In the first training stage and the second training stage in the second step: when the generator is trained, the network parameters of the discriminator are fixed, the probability that the image generated by the generator is judged to be true by the discriminator is improved, and the parameters of the generator are updated; when the discriminator is trained, the parameters of the generator are fixed, so that the discriminator improves the probability that the real sample is judged to be true, reduces the probability that the generated false sample is judged to be true, and updates the parameters of the discriminator.
In the first training stage and the second training stage, the loss function of the generator is as follows:
LG=LG1+λ·LG2(1)
Figure BDA0002339089200000021
wherein LG is1Is a countermeasure loss of the generator, LG2Is the pixel loss of the generator, λ is the coefficient to adjust the loss weight; thetaGIs a network model parameter of the generator; countermeasure loss LG of generator1Comprises the following steps:
LG1=BCE(D(G(Im),Im),Areal) (3)
BCE(x,y)=y·logx+(1-y)·log(1-x) (4)
pixel loss LG of generator2Comprises the following steps:
LG2=||Sm-G(Im)||1(5)
wherein, ImAnd SmRespectively representing the m-th input original image and the corresponding salient object true value graph, G (-) represents the pseudo salient graph generated by the generator, D (-) represents the two-dimensional probability matrix output by the discriminator, ArealIs a two-dimensional matrix with all 1 elements, the size of the two-dimensional matrix is consistent with that of a probability matrix D (·); the function BCE (is) is used for calculating a two-dimensional probability matrix D (is) and a two-dimensional matrix ArealThe expression of the function BCE (is shown in formula (4)), wherein x and y are arguments of the function BCE (is shown in formula (4)); LG (Ligno-lead-acid)21 norm loss for the significant target true value map and the generated image;
the penalty function of the discriminator is expressed as:
LD=BCE(D(Sm,Im),Areal)+BCE(D(G(Im),Im),Afake) (6)
Figure BDA0002339089200000031
wherein, thetaDNetwork model parameters representing discriminators, AfakeThe two-dimensional matrix with all 0 elements has the size consistent with that of the probability matrix D (·,).

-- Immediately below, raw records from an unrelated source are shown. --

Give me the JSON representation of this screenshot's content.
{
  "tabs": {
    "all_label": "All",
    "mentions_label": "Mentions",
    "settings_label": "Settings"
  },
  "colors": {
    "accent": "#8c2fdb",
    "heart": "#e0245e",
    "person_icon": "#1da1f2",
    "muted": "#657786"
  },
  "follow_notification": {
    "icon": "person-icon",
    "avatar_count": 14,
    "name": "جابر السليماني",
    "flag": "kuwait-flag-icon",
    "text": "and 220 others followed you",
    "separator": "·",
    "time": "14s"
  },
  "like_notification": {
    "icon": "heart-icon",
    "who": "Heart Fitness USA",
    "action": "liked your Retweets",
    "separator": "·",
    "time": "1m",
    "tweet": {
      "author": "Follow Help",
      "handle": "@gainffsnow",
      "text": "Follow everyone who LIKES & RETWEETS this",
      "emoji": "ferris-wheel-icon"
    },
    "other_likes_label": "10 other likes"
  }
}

In the first training stage, a marked salient target database is used as a training sample set to train the collaborative saliency generation type countermeasure network, and the mapping relation between the original image and the salient target true value image is automatically learned, and the specific implementation method is as follows:
adopting images with pixel level labels in the salient target databases PASCAL-1500, HKU-IS and DUTS as training data, adjusting the sizes of all original images and corresponding salient target true value images into the input size of a generator, inputting the original images into the generator to obtain pseudo salient images with the same size, carrying out pixel level image comparison on the pseudo salient images and the salient target true value images, splicing the pseudo salient images and the original images according to the number of channels to be used as pseudo samples, and splicing the salient target true value images and the original images to be used as real samples to be respectively sent into a discriminator; wherein the Adam optimization algorithm is adopted to iteratively update the generator network model parameter theta by minimizing a loss functionGNetwork model parameter θ of sum discriminatorD
In the second step, the image groups are divided according to the categories of the common salient objects contained in the images, and on the basis of the model parameters trained in the first stage, a corresponding image group is adopted for a certain category to perform second-stage training on the cooperative saliency generation type countermeasure network, so that the cooperative saliency generation type countermeasure network learns the mapping relation between the original image and the cooperative saliency truth value map, and the specific implementation method comprises the following steps:
adopting 3 public collaborative significance detection databases which are disclosed by CoSal2015, iCoseg and MSRC-A and are grouped according to significant target classes, adjusting the sizes of all original images and corresponding collaborative significance true value graphs to the input size of a generator, directly and randomly selecting 50% of image data in each group as class training samples, training the collaborative significance generation type countermeasure network trained in the first stage, enabling the generator to automatically learn and extract public significance information in the class samples, and training a collaborative significance detection model aiming at a single class image.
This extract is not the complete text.